On a longer-term basis, tensions look likely to persist. This is partly due to an increasing populist reaction in developed markets; but also due to China’s ongoing development, and the extent to which the global balance of power is evolving. Hence in the near-term, we do not see ongoing escalation in trade tension. But corporate investment may remain relatively muted as a function of longer-term policy uncertainty. 

What does this mean for emerging market growth?

All this should be supportive of EM economic growth in 2020. Schroders’ Emerging Market Economist, Craig Botham expects EM growth to accelerate from 4.1% in 2019 to 4.5% in 2020.

We also see potential for a positive industrial cycle moving through 2020. The current environment has driven a deterioration in corporate investment and trade and may have driven inventory correction.

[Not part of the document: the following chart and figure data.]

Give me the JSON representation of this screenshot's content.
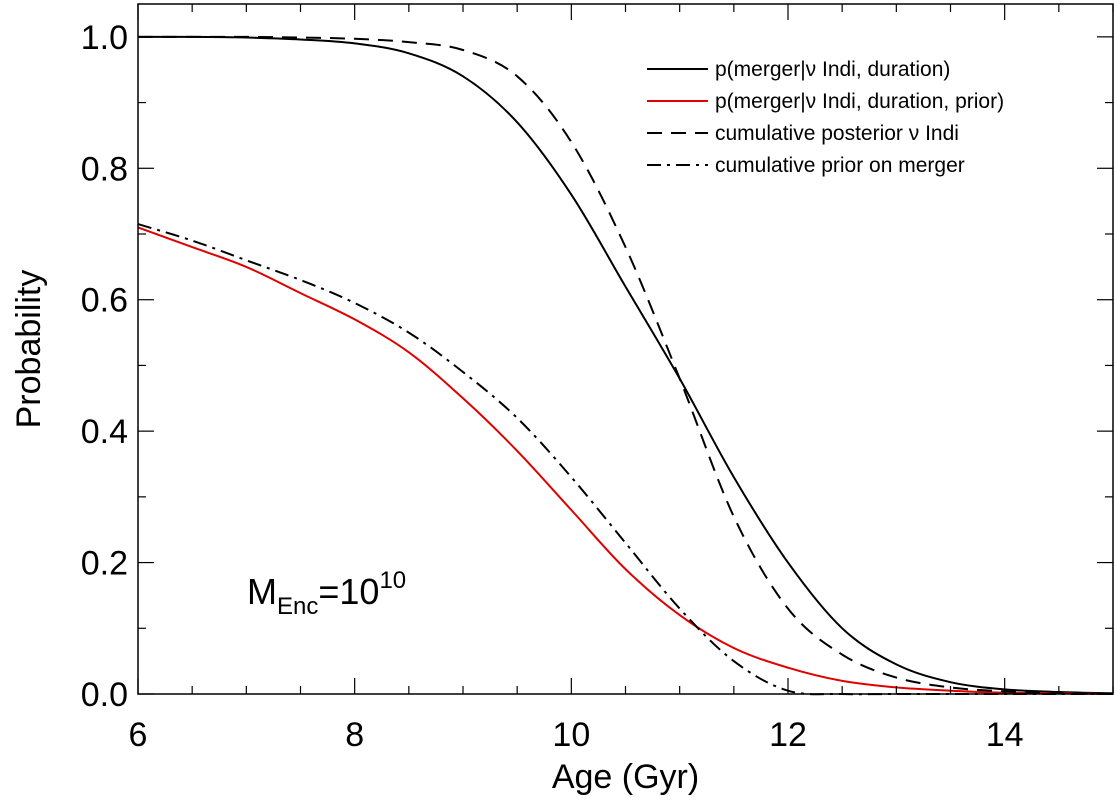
{
  "chart_data": {
    "type": "line",
    "xlabel": "Age (Gyr)",
    "ylabel": "Probability",
    "xlim": [
      6,
      15
    ],
    "ylim": [
      0,
      1.05
    ],
    "x_ticks": [
      6,
      8,
      10,
      12,
      14
    ],
    "x_tick_labels": [
      "6",
      "8",
      "10",
      "12",
      "14"
    ],
    "y_ticks": [
      0,
      0.2,
      0.4,
      0.6,
      0.8,
      1.0
    ],
    "y_tick_labels": [
      "0.0",
      "0.2",
      "0.4",
      "0.6",
      "0.8",
      "1.0"
    ],
    "legend_position": "top-right",
    "annotation": {
      "base": "M",
      "subscript": "Enc",
      "mid": "=10",
      "superscript": "10"
    },
    "series": [
      {
        "name": "p(merger|ν Indi, duration)",
        "color": "#000000",
        "style": "solid",
        "x": [
          6,
          6.5,
          7,
          7.5,
          8,
          8.5,
          9,
          9.5,
          10,
          10.5,
          11,
          11.5,
          12,
          12.5,
          13,
          13.5,
          14,
          14.5,
          15
        ],
        "y": [
          1.0,
          1.0,
          0.999,
          0.996,
          0.99,
          0.975,
          0.94,
          0.87,
          0.76,
          0.62,
          0.48,
          0.33,
          0.2,
          0.1,
          0.045,
          0.018,
          0.007,
          0.003,
          0.001
        ]
      },
      {
        "name": "p(merger|ν Indi, duration, prior)",
        "color": "#e00000",
        "style": "solid",
        "x": [
          6,
          6.5,
          7,
          7.5,
          8,
          8.5,
          9,
          9.5,
          10,
          10.5,
          11,
          11.5,
          12,
          12.5,
          13,
          13.5,
          14,
          14.5,
          15
        ],
        "y": [
          0.71,
          0.68,
          0.65,
          0.61,
          0.57,
          0.52,
          0.45,
          0.37,
          0.28,
          0.19,
          0.12,
          0.07,
          0.04,
          0.02,
          0.01,
          0.005,
          0.002,
          0.001,
          0.0
        ]
      },
      {
        "name": "cumulative posterior ν Indi",
        "color": "#000000",
        "style": "dashed",
        "x": [
          6,
          6.5,
          7,
          7.5,
          8,
          8.5,
          9,
          9.5,
          10,
          10.5,
          11,
          11.5,
          12,
          12.5,
          13,
          13.5,
          14,
          14.5,
          15
        ],
        "y": [
          1.0,
          1.0,
          1.0,
          0.999,
          0.997,
          0.992,
          0.98,
          0.94,
          0.84,
          0.68,
          0.48,
          0.27,
          0.13,
          0.06,
          0.025,
          0.01,
          0.004,
          0.001,
          0.0
        ]
      },
      {
        "name": "cumulative prior on merger",
        "color": "#000000",
        "style": "dashdot",
        "x": [
          6,
          6.5,
          7,
          7.5,
          8,
          8.5,
          9,
          9.5,
          10,
          10.5,
          11,
          11.5,
          12,
          12.5,
          13,
          13.5,
          14,
          14.5,
          15
        ],
        "y": [
          0.715,
          0.69,
          0.66,
          0.63,
          0.595,
          0.55,
          0.49,
          0.42,
          0.33,
          0.23,
          0.13,
          0.05,
          0.005,
          0.0,
          0.0,
          0.0,
          0.0,
          0.0,
          0.0
        ]
      }
    ]
  }
}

This industrial cycle may be enhanced by the uplift in growth driven by monetary and fiscal loosening, a moderately weaker dollar and a partial de-escalation in the trade tensions.

This cyclical upturn would likely support an improving growth differential for Europe and EM relative to the US, which should be supportive of dollar weakening. Fiscal attitudes in developed markets, especially in Germany, also bear watching.

Are EM valuations attractive?

2019 has seen materially negative earnings per share revisions and, at +3% year-on-year, earnings growth has underperformed the market return of 10.2% year-to-date (29 November), as measured by the MSCI Emerging Markets Index.

The earnings outlook remains relatively uncertain. However, on the basis of our economic outlook, earnings could deliver in line with consensus expectations, currently +12%, in 2020 and valuations for EM remain relatively attractive, especially in some cyclical areas of the market.

The balance of risks looks favourable for EM equities in 2020

In our view, the balance of risks looks to be favourable for EM, in terms of the trade tensions and potential dollar weakness. We see EM growth improving in 2020 as a function of monetary, and in certain cases fiscal, easing and there is scope for a moderate industrial cycle. Valuations are reasonable and earnings expectations for 2020 could be met.

On the other hand, the relationship between the US and China remains uncertain. Furthermore, the global environment remains one of excess debt and secular stagnation, with underlying growth slow; and markets in general have had a strong year as a function of the pivot to policy easing. We also believe that the recovery in growth will be moderate. Hence, we are positive on the outlook for EM equities in 2020, albeit cautiously.